No durará mucho


El huevo es un cofre, un joyero, un receptáculo sagrado, una promesa. El huevo no viene del supermercado ni del frigorífico, como creen los niños, ni siquiera de la granja, como creemos los adultos. El huevo viene del misterio porque no es posible que un ser tan insignificante, aunque tan admirable, como la gallina sea capaz de fabricar, sin perecer, la cantidad de calcio que contiene su cáscara, por no hablar de las proteínas, la grasa, las vitaminas y los minerales que acopia en su interior. Un huevo es un milagro biológico, además de una obra de arte insuperable que ha inspirado a toda clase de artistas desde hace siglos. Bioarte, podríamos decir. Fabergé se ha forrado copiándolos y eso que los suyos no te los puedes tragar como una ostra ni son capaces de alumbrar un pollo por más que los incubes.
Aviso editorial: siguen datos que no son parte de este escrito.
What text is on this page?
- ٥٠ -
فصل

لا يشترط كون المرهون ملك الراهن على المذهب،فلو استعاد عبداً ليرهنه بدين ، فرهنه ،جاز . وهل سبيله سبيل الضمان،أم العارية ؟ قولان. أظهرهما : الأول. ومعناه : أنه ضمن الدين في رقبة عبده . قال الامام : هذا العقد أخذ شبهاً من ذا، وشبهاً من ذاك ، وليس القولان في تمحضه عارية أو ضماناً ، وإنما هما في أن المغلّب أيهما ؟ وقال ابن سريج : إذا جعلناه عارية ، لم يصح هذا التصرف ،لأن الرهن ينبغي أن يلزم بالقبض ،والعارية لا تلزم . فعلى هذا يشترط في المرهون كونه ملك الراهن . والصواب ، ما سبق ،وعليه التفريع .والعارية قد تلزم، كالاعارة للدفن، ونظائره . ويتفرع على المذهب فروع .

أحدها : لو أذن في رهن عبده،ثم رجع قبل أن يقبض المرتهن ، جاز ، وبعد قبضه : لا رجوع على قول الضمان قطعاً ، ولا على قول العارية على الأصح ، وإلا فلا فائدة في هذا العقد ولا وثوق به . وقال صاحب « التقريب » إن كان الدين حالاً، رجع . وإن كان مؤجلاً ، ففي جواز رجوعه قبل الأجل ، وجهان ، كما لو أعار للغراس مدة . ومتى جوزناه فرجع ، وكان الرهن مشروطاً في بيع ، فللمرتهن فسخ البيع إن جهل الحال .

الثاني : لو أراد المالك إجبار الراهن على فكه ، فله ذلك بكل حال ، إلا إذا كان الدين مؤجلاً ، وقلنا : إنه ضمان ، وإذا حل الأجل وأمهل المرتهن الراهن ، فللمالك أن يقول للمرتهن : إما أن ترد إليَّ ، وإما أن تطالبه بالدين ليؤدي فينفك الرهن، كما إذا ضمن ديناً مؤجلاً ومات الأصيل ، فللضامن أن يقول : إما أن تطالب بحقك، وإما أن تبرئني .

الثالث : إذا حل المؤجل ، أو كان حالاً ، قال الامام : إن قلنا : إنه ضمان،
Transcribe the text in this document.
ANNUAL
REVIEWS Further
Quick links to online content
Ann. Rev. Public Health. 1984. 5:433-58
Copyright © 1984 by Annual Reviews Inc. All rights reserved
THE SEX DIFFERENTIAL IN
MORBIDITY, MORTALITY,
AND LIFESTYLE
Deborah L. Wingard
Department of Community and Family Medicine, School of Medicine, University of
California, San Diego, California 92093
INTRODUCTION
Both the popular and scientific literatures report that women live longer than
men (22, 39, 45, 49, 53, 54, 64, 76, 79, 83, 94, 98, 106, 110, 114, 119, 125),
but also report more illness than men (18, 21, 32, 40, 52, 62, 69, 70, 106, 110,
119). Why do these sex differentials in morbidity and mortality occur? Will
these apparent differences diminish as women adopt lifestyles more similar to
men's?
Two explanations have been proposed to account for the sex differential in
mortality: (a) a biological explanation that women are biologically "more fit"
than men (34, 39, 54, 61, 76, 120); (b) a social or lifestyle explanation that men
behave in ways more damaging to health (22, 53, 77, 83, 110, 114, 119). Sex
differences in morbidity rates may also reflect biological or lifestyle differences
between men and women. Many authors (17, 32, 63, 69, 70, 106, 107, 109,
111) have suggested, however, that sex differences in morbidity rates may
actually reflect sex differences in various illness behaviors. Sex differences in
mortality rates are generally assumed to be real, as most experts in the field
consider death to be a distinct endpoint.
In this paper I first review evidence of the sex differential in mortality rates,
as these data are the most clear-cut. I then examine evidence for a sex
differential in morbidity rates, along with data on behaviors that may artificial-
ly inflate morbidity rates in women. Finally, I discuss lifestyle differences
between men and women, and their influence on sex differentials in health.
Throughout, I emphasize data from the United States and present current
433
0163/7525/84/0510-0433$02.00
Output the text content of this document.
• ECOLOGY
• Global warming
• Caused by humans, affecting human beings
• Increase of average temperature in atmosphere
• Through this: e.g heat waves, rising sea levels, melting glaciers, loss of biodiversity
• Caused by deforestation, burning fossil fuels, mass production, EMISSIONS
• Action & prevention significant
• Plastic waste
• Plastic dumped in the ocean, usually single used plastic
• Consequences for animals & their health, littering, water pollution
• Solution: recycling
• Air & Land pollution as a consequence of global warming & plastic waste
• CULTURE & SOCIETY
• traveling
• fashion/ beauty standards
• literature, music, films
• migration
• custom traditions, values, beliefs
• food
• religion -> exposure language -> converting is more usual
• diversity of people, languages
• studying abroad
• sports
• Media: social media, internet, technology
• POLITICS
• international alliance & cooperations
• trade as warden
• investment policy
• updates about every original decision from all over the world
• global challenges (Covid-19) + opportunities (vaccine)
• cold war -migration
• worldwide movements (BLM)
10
Mi padre, los domingos, se tomaba uno crudo tras perforar sus extremos con una aguja de coser. Todavía recuerdo el ruido que el oro líquido hacía atravesar el agujero. Luego se relamía, se volvía hacia nosotros, sus hijos, y decía:
—Cuando seáis padres, comeréis huevos.
No digo que me haya convertido en padre solo por eso, pero también por eso. Doy cuenta de ellos con el respeto que merecen, como el que reza una oración, porque un huevo es un continente de espiritualidad. Química pura convertida en biología pura. Cuando en EE UU comenzaron a escasear, la gente se lanzó a las grandes superficies y vació sus lineales. La foto está tomada en un supermercado de Nueva York el pasado 12 de febrero. No durará mucho esa docena.